95% Confidence Interval = x̄ ± (z* × SE), where x̄ is the sample mean, z* = 1.96 for 95% confidence, and SE = σ ÷ √n (standard error). For a sample of 100 with mean 75 and SD 10: SE = 10 ÷ √100 = 1.0; CI = 75 ± 1.96 × 1.0 = [73.04, 76.96]. Interpretation: if you repeated this sampling 100 times, approximately 95 of the resulting intervals would contain the true population mean. Wider intervals indicate more uncertainty; increasing sample size narrows the interval.
Correlation measures the strength and direction of a linear relationship between two variables, expressed as Pearson's r (range: −1 to +1). r = 1 is a perfect positive relationship; r = −1 is a perfect negative relationship; r = 0 means no linear relationship. Causation means one variable directly causes changes in another — which correlation alone cannot establish. Ice cream sales and drowning rates are highly correlated, but the cause of both is summer heat. Establishing causation requires controlled experiments, not just correlation analysis.
A one-sample t-test tests whether a sample mean differs significantly from a known value: t = (x̄ − μ₀) ÷ (s ÷ √n). A two-sample t-test compares means of two independent groups: t = (x̄₁ − x̄₂) ÷ √(s₁²/n₁ + s₂²/n₂). Compare the calculated t-statistic to the critical value from the t-distribution for your degrees of freedom and significance level (usually α = 0.05). If |t| > critical value, the difference is statistically significant. A paired t-test is used when the same subjects are measured twice (before-after studies).
The chi-square (χ²) test compares observed frequencies to expected frequencies: χ² = Σ[(O − E)² ÷ E], where O is observed and E is expected frequency. It is used for: (1) goodness-of-fit tests (does data fit a theoretical distribution?); (2) tests of independence (are two categorical variables related?). For a 2×2 contingency table, degrees of freedom = (rows − 1) × (columns − 1) = 1. If χ² > critical value from the table (e.g., 3.841 for df=1 at α=0.05), the variables are not independent.
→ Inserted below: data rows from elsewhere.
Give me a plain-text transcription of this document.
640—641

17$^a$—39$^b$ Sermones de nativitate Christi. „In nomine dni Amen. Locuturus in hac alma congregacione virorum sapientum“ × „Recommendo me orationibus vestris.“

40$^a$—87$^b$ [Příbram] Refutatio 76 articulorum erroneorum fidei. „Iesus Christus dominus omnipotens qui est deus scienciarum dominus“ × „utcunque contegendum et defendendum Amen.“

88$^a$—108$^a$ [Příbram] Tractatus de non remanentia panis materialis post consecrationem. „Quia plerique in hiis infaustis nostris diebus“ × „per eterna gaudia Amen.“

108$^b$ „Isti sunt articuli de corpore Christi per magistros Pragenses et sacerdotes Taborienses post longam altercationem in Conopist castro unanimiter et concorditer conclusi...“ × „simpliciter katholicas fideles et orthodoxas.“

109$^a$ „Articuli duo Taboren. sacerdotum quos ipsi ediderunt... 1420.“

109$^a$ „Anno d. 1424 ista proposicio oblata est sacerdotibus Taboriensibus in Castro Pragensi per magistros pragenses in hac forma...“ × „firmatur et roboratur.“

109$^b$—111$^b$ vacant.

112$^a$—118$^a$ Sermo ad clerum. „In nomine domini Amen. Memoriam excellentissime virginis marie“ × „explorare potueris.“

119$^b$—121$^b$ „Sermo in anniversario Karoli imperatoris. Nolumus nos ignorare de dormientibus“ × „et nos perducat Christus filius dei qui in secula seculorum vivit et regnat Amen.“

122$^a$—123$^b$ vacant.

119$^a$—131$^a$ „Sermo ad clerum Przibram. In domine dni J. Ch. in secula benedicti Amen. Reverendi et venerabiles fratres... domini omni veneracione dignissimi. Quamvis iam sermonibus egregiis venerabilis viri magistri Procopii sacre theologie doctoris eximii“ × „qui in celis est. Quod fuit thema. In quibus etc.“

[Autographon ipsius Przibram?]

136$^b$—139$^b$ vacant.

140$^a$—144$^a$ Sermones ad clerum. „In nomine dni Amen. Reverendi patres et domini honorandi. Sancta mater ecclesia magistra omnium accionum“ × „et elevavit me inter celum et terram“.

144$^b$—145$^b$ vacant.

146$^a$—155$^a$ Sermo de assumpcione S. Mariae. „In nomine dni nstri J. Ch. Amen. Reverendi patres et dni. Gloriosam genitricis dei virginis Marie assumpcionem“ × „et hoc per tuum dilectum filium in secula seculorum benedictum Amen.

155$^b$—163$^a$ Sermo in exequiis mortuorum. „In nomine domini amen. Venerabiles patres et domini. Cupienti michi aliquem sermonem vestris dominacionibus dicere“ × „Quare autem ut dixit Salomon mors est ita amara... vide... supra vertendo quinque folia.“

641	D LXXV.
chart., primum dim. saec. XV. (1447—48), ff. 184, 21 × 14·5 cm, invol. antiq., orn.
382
For estimating a population mean: n = (z* × σ ÷ E)², where z* is the z-score for your confidence level (1.96 for 95%), σ is the population standard deviation, and E is the acceptable margin of error. For estimating a proportion: n = z*² × p(1−p) ÷ E². If the true proportion is unknown, use p = 0.5 to get the most conservative (largest) sample size. For a 95% CI with a margin of error of 5% and p = 0.5: n = 1.96² × 0.25 ÷ 0.0025 = 384.16, so n = 385. Larger samples give narrower confidence intervals and more statistical power.
A Type I error (false positive) occurs when you reject a true null hypothesis — concluding there is an effect when there isn't one. Its probability is the significance level α (typically 0.05 or 5%). A Type II error (false negative) occurs when you fail to reject a false null hypothesis — missing a real effect. Its probability is β; statistical power = 1 − β (typically targeted at 80% or 90%). There is a trade-off: reducing α (being more strict) increases the risk of Type II errors. The right balance depends on the consequences of each type of error.
Simple linear regression fits the equation ŷ = a + bx, where b is the slope (change in y per unit change in x) and a is the intercept (predicted y when x = 0). R² (coefficient of determination) measures how much of the variance in y is explained by x — R² = 0.80 means the model explains 80% of the variation. The p-value for each coefficient tests whether it is significantly different from zero. A low p-value (< 0.05) for the slope confirms a statistically significant linear relationship. Always check residual plots — patterns in residuals indicate that the linear model may not be appropriate.